Zawarty w 1997 roku Protokół z Kioto zobowiązał swoich sygnatariuszy w latach 2008-2012 do redukcji emisji gazów cieplarnianych o co najmniej 5 proc. w porównaniu z poziomami z roku 1990. Polska w ramach tego protokołu zredukowała emisję CO2 o ponad 30 proc.
Poprawka dauhańska
Pierwotnie pierwsze po Kioto globalne porozumienie miało zostać zawarte na szczycie klimatycznym w Kopenhadze w 2009 r. Państwa miały się tam zobowiązać do zmniejszenia do 2050 r. globalnej emisji CO2 o 50 proc. w stosunku do poziomu z 1990 r. Szczyt zakończył się jednak fiaskiem, ograniczono się w nim do zapisu, że działania na rzecz zmniejszenia emisji powinny być wystarczające, by wzrost temperatury na świecie do 2050 r. nie przekroczył 2 st. C w porównaniu z epoką przedindustrialną.

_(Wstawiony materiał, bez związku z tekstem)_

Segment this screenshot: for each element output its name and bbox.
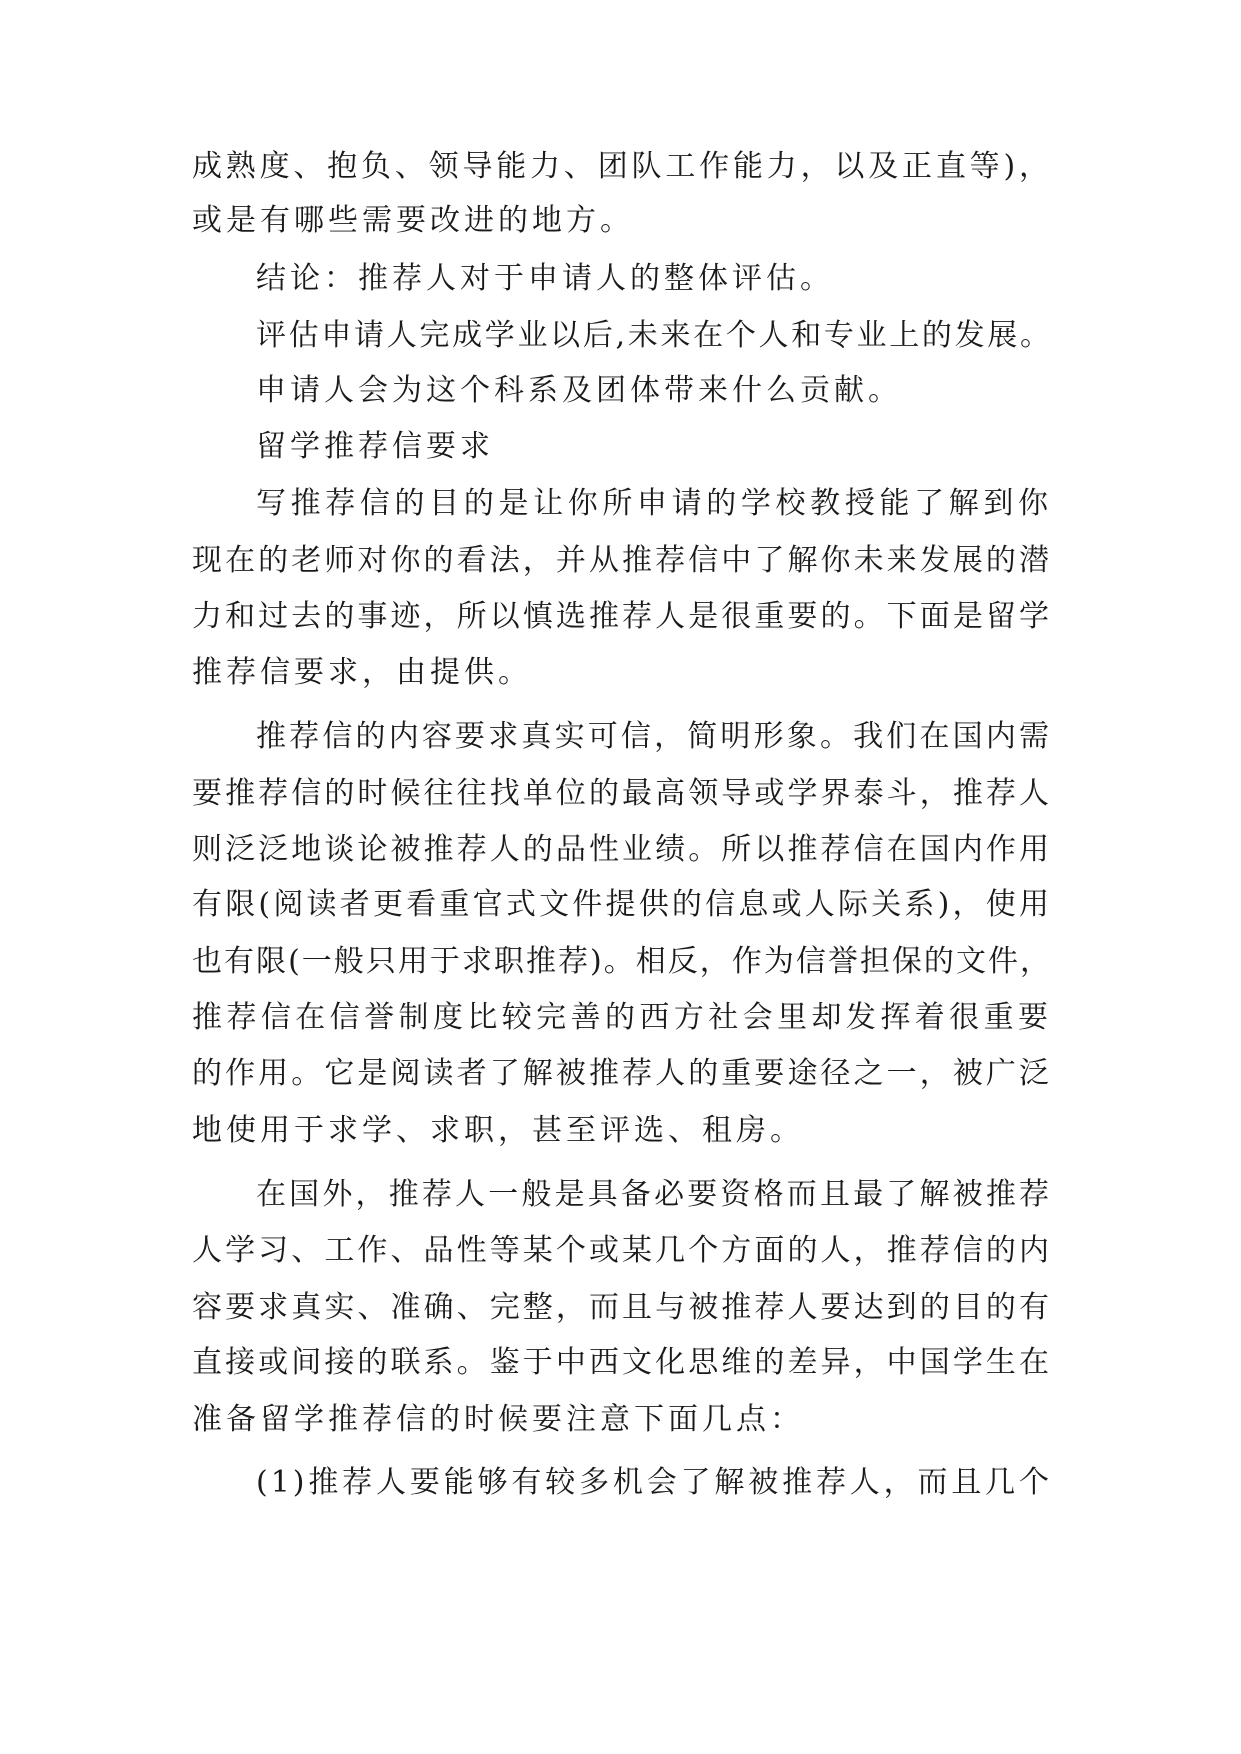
text-line: 则泛泛地谈论被推荐人的品性业绩。所以推荐信在国内作用: [192, 832, 1052, 867]
text-line: 人学习、工作、品性等某个或某几个方面的人，推荐信的内: [192, 1233, 1052, 1268]
text-line: 评估申请人完成学业以后,未来在个人和专业上的发展。: [256, 318, 1052, 353]
text-line: 有限(阅读者更看重官式文件提供的信息或人际关系)，使用: [192, 887, 1052, 922]
text-line: 要推荐信的时候往往找单位的最高领导或学界泰斗，推荐人: [192, 776, 1052, 811]
text-line: 推荐信的内容要求真实可信，简明形象。我们在国内需: [256, 719, 1052, 754]
text-line: 推荐信要求，由提供。: [192, 655, 532, 690]
text-line: 直接或间接的联系。鉴于中西文化思维的差异，中国学生在: [192, 1345, 1052, 1380]
text-line: 容要求真实、准确、完整，而且与被推荐人要达到的目的有: [192, 1290, 1052, 1325]
text-line: 推荐信在信誉制度比较完善的西方社会里却发挥着很重要: [192, 1000, 1052, 1035]
text-line: (1)推荐人要能够有较多机会了解被推荐人，而且几个: [256, 1465, 1052, 1500]
text-line: 结论：推荐人对于申请人的整体评估。: [256, 261, 834, 296]
section-heading: 留学推荐信要求: [256, 429, 494, 464]
text-line: 也有限(一般只用于求职推荐)。相反，作为信誉担保的文件，: [192, 944, 1052, 979]
text-line: 地使用于求学、求职，甚至评选、租房。: [192, 1113, 804, 1148]
text-line: 现在的老师对你的看法，并从推荐信中了解你未来发展的潜: [192, 543, 1052, 578]
text-line: 申请人会为这个科系及团体带来什么贡献。: [256, 373, 902, 408]
text-line: 力和过去的事迹，所以慎选推荐人是很重要的。下面是留学: [192, 599, 1052, 634]
text-line: 准备留学推荐信的时候要注意下面几点：: [192, 1402, 804, 1437]
text-line: 在国外，推荐人一般是具备必要资格而且最了解被推荐: [256, 1177, 1052, 1212]
text-line: 或是有哪些需要改进的地方。: [192, 203, 634, 238]
text-line: 成熟度、抱负、领导能力、团队工作能力，以及正直等)，: [192, 149, 1052, 184]
text-line: 的作用。它是阅读者了解被推荐人的重要途径之一，被广泛: [192, 1056, 1052, 1091]
text-line: 写推荐信的目的是让你所申请的学校教授能了解到你: [256, 486, 1052, 521]
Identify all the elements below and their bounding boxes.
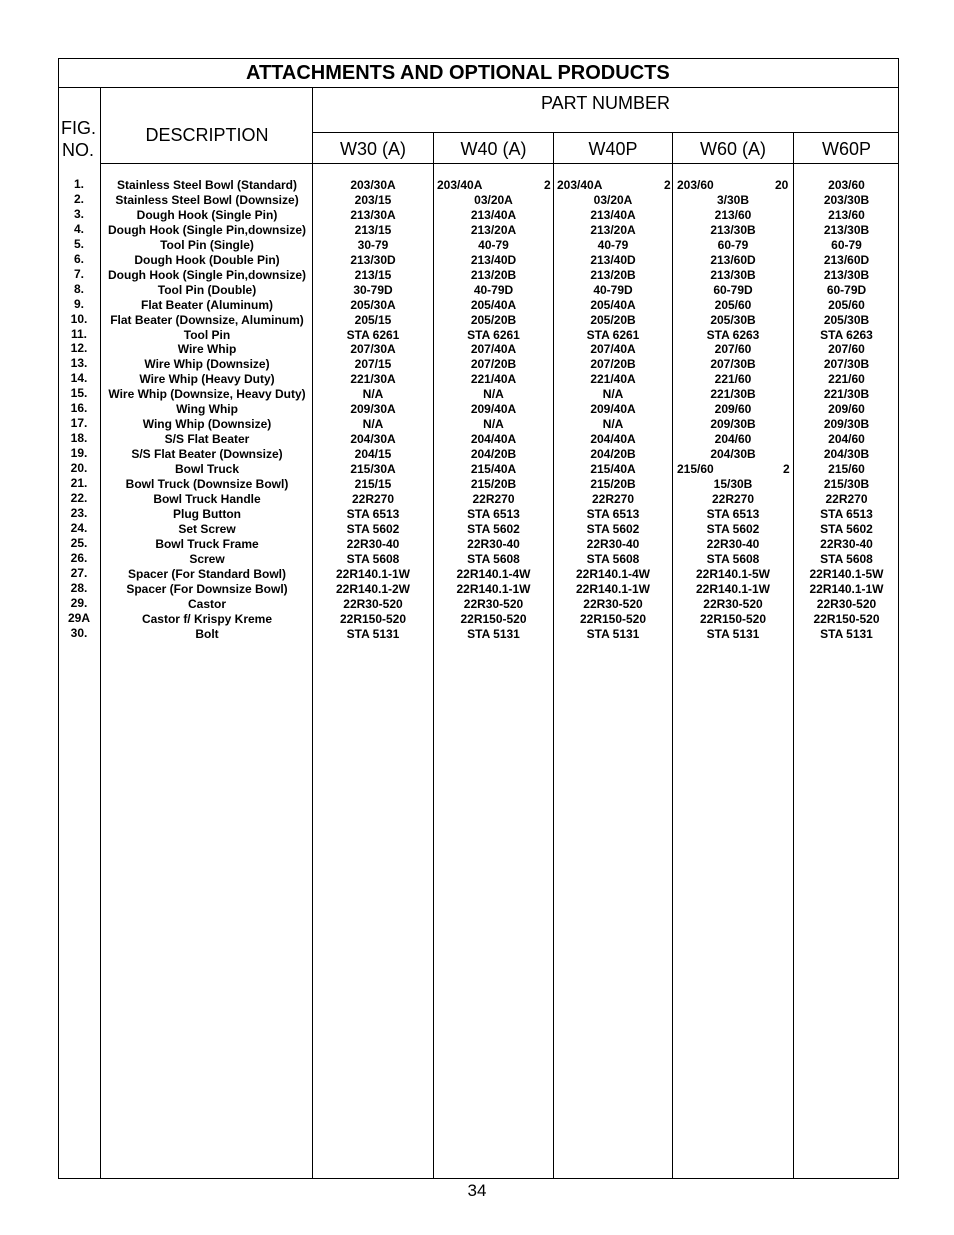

Po fiasku tego porozumienia w 2012 r. w Doha (w stolicy Kataru) państwa porozumiały się, że Protokół z Kioto ma obowiązywać do końca 2020 r. (tzw. drugi okres rozliczeniowy), a nowa umowa klimatyczna ma zostać zawarta w 2015 r. Do respektowania tzw. poprawki dauhańskiej zobowiązała się w praktyce tylko Unia Europejska, ze swoimi zobowiązaniami redukcyjnymi do 2020 r. Chodzi o pakiet klimatyczno-energetyczny zakładający redukcję emisji CO2 o 20 proc.
Porozumienie paryskie
Wynegocjowane w grudniu 2015 r. podczas szczytu klimatycznego w Paryżu globalne porozumienie klimatyczne jest pierwszą umową międzynarodową zobowiązującą wszystkie państwa do działań na rzecz ochrony klimatu. Jej głównym celem jest utrzymanie wzrostu globalnych średnich temperatur na poziomie znacznie mniejszym niż 2 st. C w stosunku do epoki przedindustrialnej i kontynuowanie wysiłków na rzecz ograniczenia wzrostu temperatur do 1,5 st. C. Nowa globalna umowa klimatyczna zacznie obowiązywać od 2020 r, natomiast w 2018 roku na szczycie klimatycznym w Katowicach mają zostać wyznaczone konkretne kierunki jej realizacji.
Jeśli Polska ratyfikuje poprawkę dauhańską, to de facto potwierdzi na arenie międzynarodowej zobowiązanie Polski do redukcji emisji CO2 o 20 proc. do 2020 r., zgodnie z unijnym pakietem klimatyczno-energetycznym.
Spór polityczny
Pod koniec rządów koalicji PO-PSL prezydent Andrzej Duda zawetował jednak ustawę w tej sprawie. Kancelaria Prezydenta tłumaczyła wówczas, że przygotowany przez resort środowiska dokument w tej sprawie nie został poprzedzony szczegółową analizą jego skutków prawnych i ekonomicznych, szczególnie kosztami dla gospodarki.
Politycy PiS z kolei mówili, że poprawka z Dauhy jest próbą usankcjonowania unijnego pakietu klimatyczno-energetycznego w prawie ONZ.